On December 19, 2018, the US District Court for the Southern District of New York ruled in favor of McDermott’s client, the Healthcare Distribution Alliance (HDA), the trade association for pharmaceutical distributors. In Healthcare Distribution Alliance v. Zucker, the court granted summary judgment and enjoined enforcement of the New York Opioid Stewardship Act, which imposed a $600 million surcharge on manufacturers and distributors of opioid pharmaceutical products. The first $100 million installment was due on January 1, 2019.
McDermott prevailed on its argument that the Tax Injunction Act (TIA) did not bar federal jurisdiction over HDA’s challenge to the surcharge.

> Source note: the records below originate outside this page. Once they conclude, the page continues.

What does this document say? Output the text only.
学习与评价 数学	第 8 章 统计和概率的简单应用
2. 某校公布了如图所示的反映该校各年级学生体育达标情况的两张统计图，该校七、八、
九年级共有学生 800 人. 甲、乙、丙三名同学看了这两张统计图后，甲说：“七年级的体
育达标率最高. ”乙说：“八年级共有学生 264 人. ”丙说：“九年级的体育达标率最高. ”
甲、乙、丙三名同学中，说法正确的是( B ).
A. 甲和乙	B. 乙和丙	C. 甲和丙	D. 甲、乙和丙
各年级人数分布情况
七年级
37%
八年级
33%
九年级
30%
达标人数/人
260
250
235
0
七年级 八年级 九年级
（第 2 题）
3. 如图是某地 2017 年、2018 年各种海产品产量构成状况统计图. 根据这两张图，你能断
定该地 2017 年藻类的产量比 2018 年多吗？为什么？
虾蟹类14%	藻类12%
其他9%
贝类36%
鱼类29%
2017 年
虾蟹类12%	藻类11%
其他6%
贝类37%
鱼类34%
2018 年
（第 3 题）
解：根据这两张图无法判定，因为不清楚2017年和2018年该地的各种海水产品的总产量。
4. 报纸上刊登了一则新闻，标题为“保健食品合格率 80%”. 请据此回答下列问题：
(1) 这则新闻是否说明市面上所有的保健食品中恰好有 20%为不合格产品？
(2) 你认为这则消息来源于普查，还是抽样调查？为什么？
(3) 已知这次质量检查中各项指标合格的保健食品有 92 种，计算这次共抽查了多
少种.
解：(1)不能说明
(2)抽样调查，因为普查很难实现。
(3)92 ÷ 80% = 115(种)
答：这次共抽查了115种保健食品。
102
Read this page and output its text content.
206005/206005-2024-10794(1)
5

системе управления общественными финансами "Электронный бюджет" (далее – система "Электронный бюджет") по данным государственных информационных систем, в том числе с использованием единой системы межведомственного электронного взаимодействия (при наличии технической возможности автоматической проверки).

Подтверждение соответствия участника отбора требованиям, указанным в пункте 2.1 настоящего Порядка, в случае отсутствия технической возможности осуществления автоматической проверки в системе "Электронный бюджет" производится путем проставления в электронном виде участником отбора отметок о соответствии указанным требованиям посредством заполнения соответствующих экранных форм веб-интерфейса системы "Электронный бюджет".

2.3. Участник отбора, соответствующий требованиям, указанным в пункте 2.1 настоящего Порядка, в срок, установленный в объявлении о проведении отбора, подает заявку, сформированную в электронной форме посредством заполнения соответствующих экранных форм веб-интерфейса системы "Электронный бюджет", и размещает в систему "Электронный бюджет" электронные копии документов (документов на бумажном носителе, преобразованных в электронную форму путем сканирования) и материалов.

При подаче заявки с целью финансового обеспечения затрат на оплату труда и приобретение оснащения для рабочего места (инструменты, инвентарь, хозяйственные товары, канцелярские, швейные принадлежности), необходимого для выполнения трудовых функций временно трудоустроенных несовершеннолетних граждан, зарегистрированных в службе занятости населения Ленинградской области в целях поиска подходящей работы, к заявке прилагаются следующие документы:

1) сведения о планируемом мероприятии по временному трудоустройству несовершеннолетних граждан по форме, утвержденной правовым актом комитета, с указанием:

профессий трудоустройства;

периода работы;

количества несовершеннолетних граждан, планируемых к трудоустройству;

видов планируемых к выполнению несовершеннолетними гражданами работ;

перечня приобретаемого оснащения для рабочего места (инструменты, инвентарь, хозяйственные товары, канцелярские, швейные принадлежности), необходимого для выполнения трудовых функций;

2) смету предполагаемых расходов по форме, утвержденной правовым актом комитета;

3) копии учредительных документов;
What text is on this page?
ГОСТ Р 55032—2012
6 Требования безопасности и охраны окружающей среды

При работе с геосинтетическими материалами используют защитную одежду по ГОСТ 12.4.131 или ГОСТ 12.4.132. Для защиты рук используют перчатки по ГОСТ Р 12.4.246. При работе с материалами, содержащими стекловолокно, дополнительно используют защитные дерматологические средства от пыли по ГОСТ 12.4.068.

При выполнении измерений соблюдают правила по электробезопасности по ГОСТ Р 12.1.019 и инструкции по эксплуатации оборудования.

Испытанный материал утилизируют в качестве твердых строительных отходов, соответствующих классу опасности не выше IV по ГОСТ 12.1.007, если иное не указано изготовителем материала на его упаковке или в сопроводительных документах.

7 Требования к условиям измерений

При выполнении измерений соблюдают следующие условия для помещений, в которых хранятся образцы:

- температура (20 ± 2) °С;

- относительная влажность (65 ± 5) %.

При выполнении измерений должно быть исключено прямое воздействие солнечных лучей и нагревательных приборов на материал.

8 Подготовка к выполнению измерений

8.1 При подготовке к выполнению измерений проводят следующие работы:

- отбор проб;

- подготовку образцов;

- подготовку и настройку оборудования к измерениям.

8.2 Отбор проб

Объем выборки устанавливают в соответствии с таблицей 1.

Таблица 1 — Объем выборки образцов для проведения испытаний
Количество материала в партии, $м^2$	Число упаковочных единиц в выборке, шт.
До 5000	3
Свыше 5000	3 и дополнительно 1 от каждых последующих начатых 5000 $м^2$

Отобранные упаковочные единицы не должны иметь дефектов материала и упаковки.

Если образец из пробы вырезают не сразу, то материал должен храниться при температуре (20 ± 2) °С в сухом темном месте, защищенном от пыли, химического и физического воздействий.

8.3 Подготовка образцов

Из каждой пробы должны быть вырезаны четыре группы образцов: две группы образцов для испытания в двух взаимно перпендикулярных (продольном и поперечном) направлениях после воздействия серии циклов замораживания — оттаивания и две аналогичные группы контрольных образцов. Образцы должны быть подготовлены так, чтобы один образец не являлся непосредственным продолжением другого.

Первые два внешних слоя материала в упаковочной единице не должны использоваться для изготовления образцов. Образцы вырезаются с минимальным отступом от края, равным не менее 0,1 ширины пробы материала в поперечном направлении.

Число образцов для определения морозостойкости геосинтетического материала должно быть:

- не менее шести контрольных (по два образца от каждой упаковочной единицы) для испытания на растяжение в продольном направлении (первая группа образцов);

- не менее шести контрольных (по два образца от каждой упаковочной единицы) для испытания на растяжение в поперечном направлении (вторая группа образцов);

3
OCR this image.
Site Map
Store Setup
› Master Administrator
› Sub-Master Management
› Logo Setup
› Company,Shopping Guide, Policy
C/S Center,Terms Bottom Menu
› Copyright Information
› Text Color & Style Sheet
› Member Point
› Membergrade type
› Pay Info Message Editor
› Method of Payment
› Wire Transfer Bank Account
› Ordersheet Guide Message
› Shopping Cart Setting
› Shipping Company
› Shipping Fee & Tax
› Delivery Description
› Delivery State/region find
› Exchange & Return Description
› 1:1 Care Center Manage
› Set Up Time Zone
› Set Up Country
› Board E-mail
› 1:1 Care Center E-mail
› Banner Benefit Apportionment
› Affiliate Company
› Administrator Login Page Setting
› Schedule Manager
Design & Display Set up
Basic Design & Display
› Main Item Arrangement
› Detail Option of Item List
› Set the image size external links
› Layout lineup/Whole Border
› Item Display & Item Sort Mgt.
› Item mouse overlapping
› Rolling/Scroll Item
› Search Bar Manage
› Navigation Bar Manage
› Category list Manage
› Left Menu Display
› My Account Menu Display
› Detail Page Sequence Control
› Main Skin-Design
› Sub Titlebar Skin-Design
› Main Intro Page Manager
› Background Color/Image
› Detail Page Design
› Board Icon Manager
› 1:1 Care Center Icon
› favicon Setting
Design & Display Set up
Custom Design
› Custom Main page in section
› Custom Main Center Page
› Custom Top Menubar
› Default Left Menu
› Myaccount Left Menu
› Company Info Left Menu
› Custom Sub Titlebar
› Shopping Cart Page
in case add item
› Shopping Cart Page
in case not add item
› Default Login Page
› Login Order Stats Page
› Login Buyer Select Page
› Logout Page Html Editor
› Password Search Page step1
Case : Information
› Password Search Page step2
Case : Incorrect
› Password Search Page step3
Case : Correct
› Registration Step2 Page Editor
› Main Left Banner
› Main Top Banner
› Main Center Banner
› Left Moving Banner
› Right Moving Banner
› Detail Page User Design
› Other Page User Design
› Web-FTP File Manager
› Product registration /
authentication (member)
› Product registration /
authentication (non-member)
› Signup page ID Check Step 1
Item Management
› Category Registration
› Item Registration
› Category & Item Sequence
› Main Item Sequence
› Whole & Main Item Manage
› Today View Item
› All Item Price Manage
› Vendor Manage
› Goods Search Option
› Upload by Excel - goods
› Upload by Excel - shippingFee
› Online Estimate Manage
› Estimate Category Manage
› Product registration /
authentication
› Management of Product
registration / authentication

While the surcharge raised $600 million in revenue, the court held that for the TIA’s purposes, it was a regulatory fee, not a tax, in part because its proceeds were dedicated to specific opioid-related funds and segregated from general state revenues, and in part because the New York legislature did not label the surcharge a “tax.” The court also agreed with McDermott that a provision of the Act prohibiting the surcharge from being passed downstream to purchasers violated the dormant Commerce Clause. The court further agreed with McDermott—and in so doing disagreed with generic manufacturers that challenged the pass-through prohibition but not the surcharge—that the pass-through prohibition was not severable from the remainder of the Act, including the surcharge.
Practice Note: This case has several important reminders for businesses subject to onerous state and local exactions and ancillary requirements.
First, it demonstrates that the TIA does not bar federal court jurisdiction over challenges to all state exactions. Exactions made pursuant to the state’s police power are not protected by the TIA, even if they generate substantial revenue.
Second, even if a state imposes a tax, the TIA does not always bar federal jurisdiction over challenges to regulations that accompany a tax. In Direct Marketing Association v. Brohl, the Supreme Court made this point clear with respect to Colorado’s reporting requirements on out-of-state state sellers. The HDA court applied this principle to New York’s cost-pass-through prohibition. Although the court concluded that New York’s surcharge was not a tax, it also held that even if the surcharge were a tax, the court nonetheless had jurisdiction over HDA’s challenge to the cost-pass-through prohibition.
Finally, if an exaction is a tax but a related provision of the same statute is not, that provision’s failure can lead to the tax’s failure, even in federal court. Generally speaking, a provision is severable from the remainder of a statute only if the legislature would have enacted the law without the provision. In HDA, the court concluded that the surcharge was not severable from the cost-pass-through prohibition. As a result, the surcharge was stricken, too.